Cerita serupa dalam POV Erina bisa kalian cek di Dwrite9 dengan judul yang sama. Selamat membaca!
"Ketika senja menjadi alasan terindah untuk tetap bersama menjalin cinta, maka setelah senja menjadi malam, semua akan berakhir dengan luka yang dalam."
***
Mini cooper hitam parkir elegan. Warna-warni para undanga mulai memadati lobi hotel tempat resepsi. Erina seolah terpaku, mungkin melamun.
Entah apa yang sedang dipikirkan Erina, matanya hanya tertuju pada satu arah, dalam diam tanpa sepatah kata. Aku keluar lebih dulu, membukakan pintu. Ia sedikit kaget.

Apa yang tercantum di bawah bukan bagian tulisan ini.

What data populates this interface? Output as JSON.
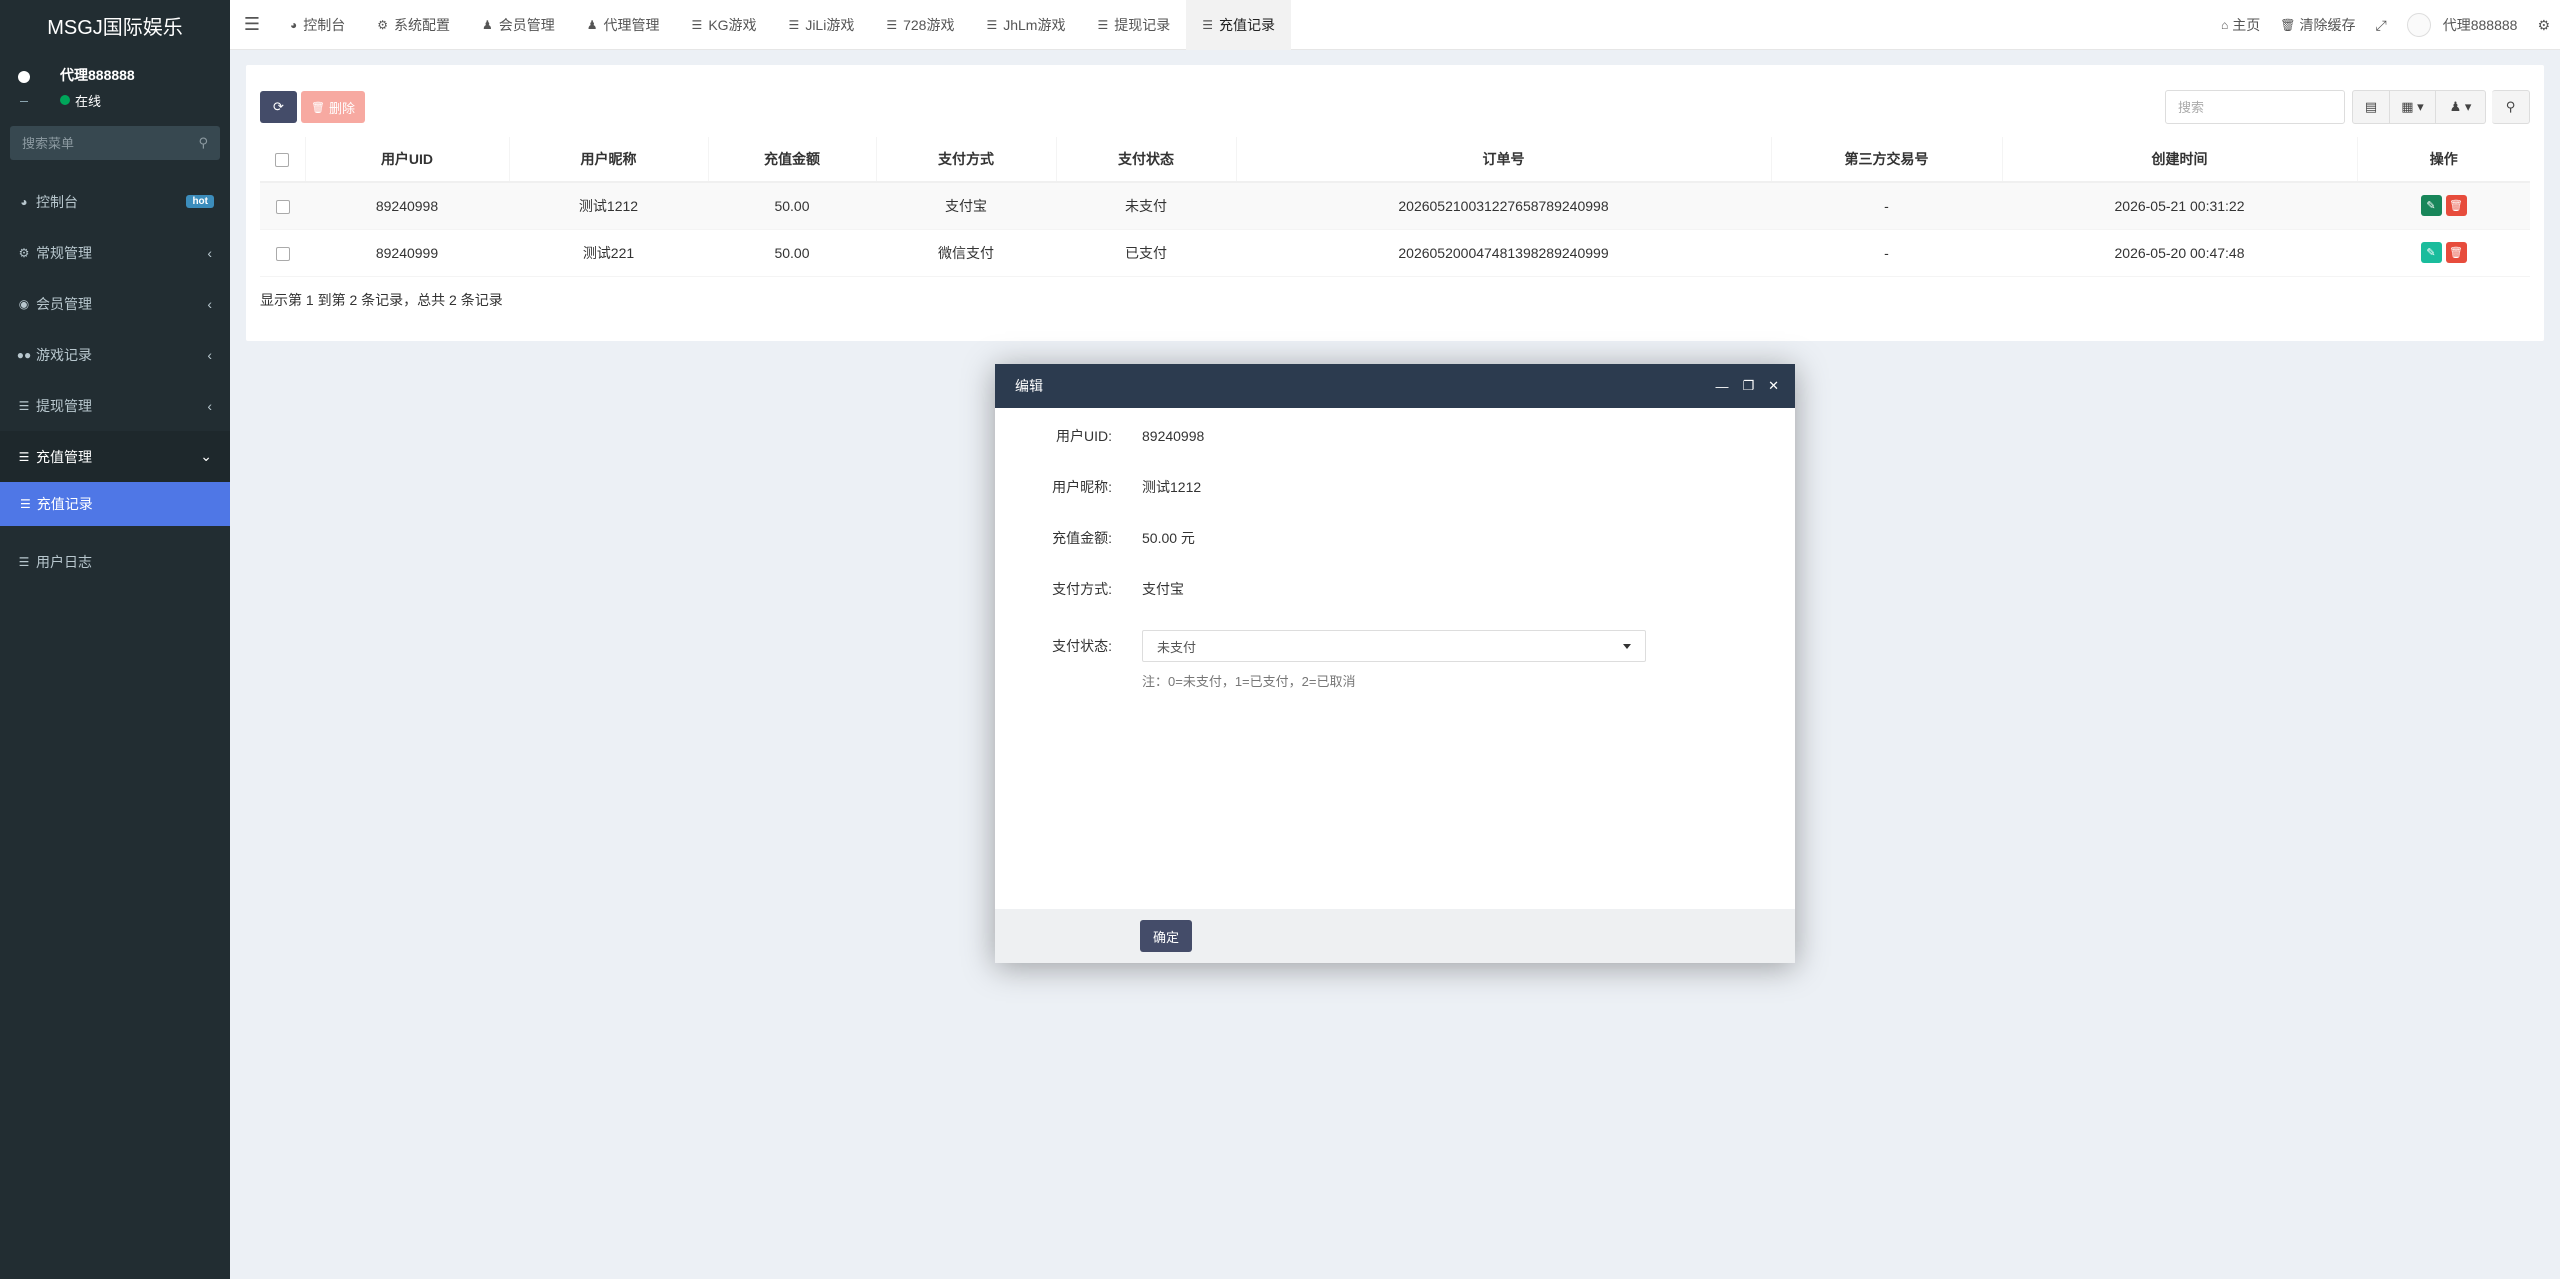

Entah kenapa menatap wajahnya membuatku terpana. Gaun putih gading itu menyatu dengan suasana. Tanpa kusadar tanganku seolah bergerak sendiri, mencoba meraih jemarinya yang lentik.
Wajah Erina memerah, menatapku. Kami tepat berada dalam posisi drama. Wow, berasa jadi dilan 2019. Plak, aku menampar hayalan itu kuat-kuat.
"Turun, Rin. Ngelamun aja, ntar kesambet."
"Dilan!?"
"Kodok! Cepetan," tangannya meraih tanganku lembut.
Kami berjalan beriringan menuju ballroom. Setelan jas dan dasi Black Metal dengan badanku yang atletis nampak begitu serasi, menambah kesan mewah dan maco. Juga Erina, ia nampak sangat cantik.
Setiap mata lantas memandang dengan takjub seolah kami adalah pasangan pengantin kedua yang lantas menjadi bahagia. Gadis-gadis teriak histeris, menatap kearahku. Kuperhatikan Erina menatap ke belakang. Boyband manggung. Wajah kepedeanku luntur seketika.
"Rin."
"Apaan?"
"Romantis ya."
"Kodok!"
"Ish, gua cuma mau bilang."
"Apa?"
"Gua lupa sikat gigi."
Erina melebarkan matanya. Menatapku dengan raut taubatan nasuha. "Astaghfirullah," sambil menggeleng menunduk.
"Pantesan di mobil baunya gak enak. Kirain bau kentut gua doang," kini mataku yang melebar kearahnya. Erina cepat menutup mulutnya. Ups!
Awalnya kami terasa nyaman dengan suasana yang seolah mendukung kami untuk selalu bersama, tapi semua berubah saat negara api menyerang, eh! Ralat, brubah saat seorang wanita yang tak kalah cantik dari Erina menyapaku. Mantan.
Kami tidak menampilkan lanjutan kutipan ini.